Franzese: Se houvesse uma qualificação maior dos trabalhadores isso poderia ser aplicado de forma mais ampla e poderia ser disciplinado pelo governo. É preciso dar rumo, disciplinar qual qualificação oferecer, qual o quantitativo da mão de obra empregar na multifuncionalidade. Por exemplo, A CLT [Consolidação das Leis do Trabalho] antes disciplinava, por meio de uma fórmula, quando você poderia aumentar o quantitativo de trabalhadores avulsos de estiva. Havia um dado objetivo. Hoje, fica a critério do Ogmo e existem categorias que têm necessidade de aumento de mão de obra para adequação, isso poderia, inclusive, ser feito pela multifuncionalidade sem trazer trabalhadores de fora do setor.
 
FNP: A MP dos Portos (Medida Provisória – 595) publicada em dezembro não mencionava a Guarda Portuária.
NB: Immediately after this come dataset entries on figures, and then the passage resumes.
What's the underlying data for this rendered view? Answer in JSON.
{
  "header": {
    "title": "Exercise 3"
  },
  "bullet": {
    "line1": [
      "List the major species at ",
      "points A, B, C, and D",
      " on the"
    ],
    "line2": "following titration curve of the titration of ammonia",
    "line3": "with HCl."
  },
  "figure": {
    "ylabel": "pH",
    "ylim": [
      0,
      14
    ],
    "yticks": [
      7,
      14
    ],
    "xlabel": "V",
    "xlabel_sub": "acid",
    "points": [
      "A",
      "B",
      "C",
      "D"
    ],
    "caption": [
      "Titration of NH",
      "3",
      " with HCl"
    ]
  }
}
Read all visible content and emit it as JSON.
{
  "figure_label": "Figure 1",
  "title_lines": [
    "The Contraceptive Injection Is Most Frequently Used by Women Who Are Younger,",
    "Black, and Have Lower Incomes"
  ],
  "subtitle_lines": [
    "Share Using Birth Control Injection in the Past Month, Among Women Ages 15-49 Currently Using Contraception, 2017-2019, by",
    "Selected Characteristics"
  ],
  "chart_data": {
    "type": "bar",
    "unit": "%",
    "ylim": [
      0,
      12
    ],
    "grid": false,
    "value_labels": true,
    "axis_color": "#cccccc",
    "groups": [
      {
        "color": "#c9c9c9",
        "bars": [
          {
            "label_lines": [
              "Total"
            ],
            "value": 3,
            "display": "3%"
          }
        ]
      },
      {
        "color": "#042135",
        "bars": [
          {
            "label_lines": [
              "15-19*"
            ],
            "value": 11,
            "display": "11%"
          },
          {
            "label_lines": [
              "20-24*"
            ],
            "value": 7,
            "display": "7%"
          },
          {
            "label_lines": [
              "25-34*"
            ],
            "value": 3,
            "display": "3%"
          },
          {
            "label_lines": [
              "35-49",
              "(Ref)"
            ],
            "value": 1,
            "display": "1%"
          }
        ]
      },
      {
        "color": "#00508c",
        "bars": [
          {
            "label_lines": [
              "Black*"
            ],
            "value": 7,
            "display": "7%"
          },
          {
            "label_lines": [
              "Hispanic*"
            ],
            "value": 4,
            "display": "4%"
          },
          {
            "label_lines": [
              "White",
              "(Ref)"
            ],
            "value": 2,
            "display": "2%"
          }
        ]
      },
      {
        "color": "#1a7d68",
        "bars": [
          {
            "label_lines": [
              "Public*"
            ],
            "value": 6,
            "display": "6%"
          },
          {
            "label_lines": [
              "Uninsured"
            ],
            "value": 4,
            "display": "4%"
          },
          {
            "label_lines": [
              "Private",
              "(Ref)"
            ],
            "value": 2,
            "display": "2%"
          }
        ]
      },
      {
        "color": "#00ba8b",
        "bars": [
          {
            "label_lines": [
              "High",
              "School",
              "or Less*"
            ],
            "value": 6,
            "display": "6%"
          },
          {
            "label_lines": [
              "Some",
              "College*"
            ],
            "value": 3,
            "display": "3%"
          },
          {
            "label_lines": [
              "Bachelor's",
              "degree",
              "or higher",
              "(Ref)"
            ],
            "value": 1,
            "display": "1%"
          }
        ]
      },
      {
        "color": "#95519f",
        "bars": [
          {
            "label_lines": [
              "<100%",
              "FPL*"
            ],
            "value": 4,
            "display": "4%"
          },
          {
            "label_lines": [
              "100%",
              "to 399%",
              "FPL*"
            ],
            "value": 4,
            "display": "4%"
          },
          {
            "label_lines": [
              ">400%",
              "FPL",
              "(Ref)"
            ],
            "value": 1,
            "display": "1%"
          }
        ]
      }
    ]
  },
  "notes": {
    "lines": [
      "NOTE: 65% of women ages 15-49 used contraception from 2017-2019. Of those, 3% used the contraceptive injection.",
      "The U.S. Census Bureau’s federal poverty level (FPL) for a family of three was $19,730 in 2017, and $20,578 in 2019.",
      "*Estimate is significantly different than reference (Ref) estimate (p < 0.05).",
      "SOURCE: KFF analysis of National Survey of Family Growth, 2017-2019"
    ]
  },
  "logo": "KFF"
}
Por reivindicação dos trabalhadores houve alteração do texto e a Guarda foi mantida, ficou acertado ainda que a atuação da Guarda será regulamentado pela Secretaria de Portos. O que deve ser levado em consideração ao regulamentar essa atividade?
 
Franzese: A Guarda Portuária é uma atividade quase centenária. Ela é responsável por fiscalizar tudo que ocorre no porto, controlar o ingresso à área portuária, garantir segurança. A regulamentação deve levar em consideração essa finalidade. Ela não pode ter finalidade de guarda patrimonial. Ela até pode desempenhar essa função, mas não é sua atribuição principal. A função da Guarda vai além disso. O próprio ISPS CODE [sistema de segurança do porto] passa pela Guarda. Também é preciso fornecer estrutura e equipa lá com tecnologia que melhore a fiscalização e garanta mais segurança.
 
FNP: Quais são as expectativas para regulamentação da Lei dos Portos?
 
Franzese: Como comentei no inicio acho que o governo poderia ter avançado um pouco mais e regulamentar o que a Convenção 137 da OIT assegura. Uma das coisas que os trabalhadores sempre buscaram é a garantia de renda mínima.
 
FNP: Mas essa é uma questão que está sendo discutida pelo governo e que virá na regulamentação.
 
Franzese: Se o governo disciplinar os critério de acesso à renda mínima, teremos um grande avanço na legislação portuária, pois esse tipo de proteção ao trabalho portuário ainda não existe na prática. No quadro das negociações coletivas isso não tem avançado. Avalio também que o governo poderia por meio da legislação colocar de uma forma mais efetiva a obrigação do Ogmo de qualificar a mão de obra, oferecer treinamento. Não adianta só colocar um certificado na mão do trabalhador, é preciso treinamento para melhorar a qualidade da mão de obra. São pontos que se forem estabelecidos na regulamentação farão com que o trabalho portuário evolua.
 
FNP: Como o senhor avalia a mobilização dos trabalhadores durante a tramitação da MP dos Portos?
 
Franzese: Sem o movimento portuário não teríamos o resultado que tivemos. Vinha se falando de uma mudança no setor desde antes da última eleição presidencial. Então se dizia que se não saiu nada é porque não é bom para o trabalhador, se fosse bom seria publicado antes da eleição. De fato quando saiu a Medida Provisória, embora a presidenta tenha dito que não mexeria nos direitos dos trabalhadores, os reflexos negativos eram muito grandes. Os portuários não foram ouvidos antes da edição da matéria.  Eles passaram a ser ouvidos apenas após a realização de greve, quando a MP já havia sido enviada ao Congresso. Pela mobilização encabeçada pelas federações e sindicatos, os trabalhadores garantiram alterações ao texto original da legislação. Esse amparo ao trabalhador portuário só evoluiu por causa dos movimentos e da organização sindical. Se não houvesse organização sindical certamente não estaríamos no patamar que estamos.